Ontario Court Rejects Corporate Actions Contrary to By-law

Published on

November 30, 2017

Nov 2017 Charity & NFP Law Update

On September 22, 2017, the Ontario Superior Court of Justice released its decision in Ahmed v Hossain, which involved a governance dispute at the Danforth Community Center (the “Center”), a not-for-profit corporation established under the OCA. The By-law for the Center (the “By-law”) established two separate boards, a “Board of Trustees” and a “Board of Directors” to govern different aspects of the Center. The By-law stated that the Board of Trustees was responsible to hold the property for the Center, monitor usage of the said property, provide accountability over the Board of Directors, and act as the Board of Directors if that board was dissolved, but only until such time that a new Board of Directors had been elected.
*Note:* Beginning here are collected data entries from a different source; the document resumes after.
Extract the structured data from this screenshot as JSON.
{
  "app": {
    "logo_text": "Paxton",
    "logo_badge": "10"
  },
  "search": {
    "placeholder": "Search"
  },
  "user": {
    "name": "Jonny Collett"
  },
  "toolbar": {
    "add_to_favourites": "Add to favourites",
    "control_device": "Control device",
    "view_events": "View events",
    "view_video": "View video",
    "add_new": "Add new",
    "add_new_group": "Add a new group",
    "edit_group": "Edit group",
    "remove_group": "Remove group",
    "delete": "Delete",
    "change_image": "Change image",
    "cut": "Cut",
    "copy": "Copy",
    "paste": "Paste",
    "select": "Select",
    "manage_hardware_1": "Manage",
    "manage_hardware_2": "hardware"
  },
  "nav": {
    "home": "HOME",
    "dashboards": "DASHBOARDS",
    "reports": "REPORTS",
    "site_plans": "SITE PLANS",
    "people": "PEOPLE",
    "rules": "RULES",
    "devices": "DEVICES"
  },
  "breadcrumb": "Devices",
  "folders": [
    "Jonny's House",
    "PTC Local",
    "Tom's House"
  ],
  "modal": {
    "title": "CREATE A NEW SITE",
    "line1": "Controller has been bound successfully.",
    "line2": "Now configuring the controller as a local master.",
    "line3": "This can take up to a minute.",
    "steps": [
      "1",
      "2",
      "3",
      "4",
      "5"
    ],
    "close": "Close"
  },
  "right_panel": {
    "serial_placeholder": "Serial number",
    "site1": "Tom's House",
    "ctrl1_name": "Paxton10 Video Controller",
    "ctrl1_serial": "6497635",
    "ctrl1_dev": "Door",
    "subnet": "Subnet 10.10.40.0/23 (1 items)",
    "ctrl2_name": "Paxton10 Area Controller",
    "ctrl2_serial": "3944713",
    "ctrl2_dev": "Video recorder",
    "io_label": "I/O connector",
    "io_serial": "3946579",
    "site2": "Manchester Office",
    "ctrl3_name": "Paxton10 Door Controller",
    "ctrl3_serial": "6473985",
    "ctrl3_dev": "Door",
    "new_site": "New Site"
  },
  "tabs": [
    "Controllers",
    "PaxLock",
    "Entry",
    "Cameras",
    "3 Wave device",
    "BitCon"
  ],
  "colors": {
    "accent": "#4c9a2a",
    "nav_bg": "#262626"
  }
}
The By-law stated that the Board of Directors was responsible for the day-to-day operations of the Center, as outlined in greater detail in the By-law.
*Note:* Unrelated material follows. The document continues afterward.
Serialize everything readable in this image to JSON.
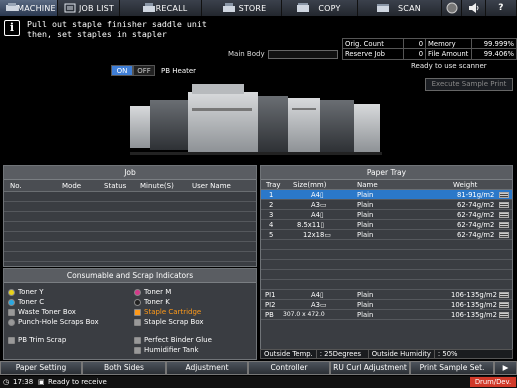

An emergency meeting of the members was called, at which the Board of Trustees purported to dissolve the Board of Directors and usurp the authority of the Board of Directors. In separate incidents, the Board of Trustees also purported to bar a member indefinitely from entering the Center’s mosque and also bar two of the members (who were also applicants to the above case) from running for any administrative office at the Center for ten years.

The court held that neither the Board of Trustees nor the members had the authority under the Center’s general operating by-law, the OCA, or under the applicable common law to dissolve the Board of Directors, to install the Trustees in place of the Board of Directors, or to suspend the rights of the members as outlined above. As such, the court declared the purported dissolution of the previous Board of Directors and the steps taken by the Board of Trustees to suspend the rights of the applicant members to be unlawful and of no force or effect. The court noted that since proper notice of the emergency membership meeting was not given, even if the By-law did provide authority to carry out the above actions, those decisions would have been invalid due to insufficient notice.

This case confirms that while courts are generally reluctant to intervene in the internal affairs of not-for-profits, where an organization does not comply with its general operating by-law or the applicable corporate statute, the courts may take steps to intervene in those situations. In addition, as a practical suggestion, a single board structure is much simpler to work with from a governance perspective and will  help to avoid confusion on the allocation of responsibilities that could otherwise arise where a double-board structure is utilised, as evidenced by this case.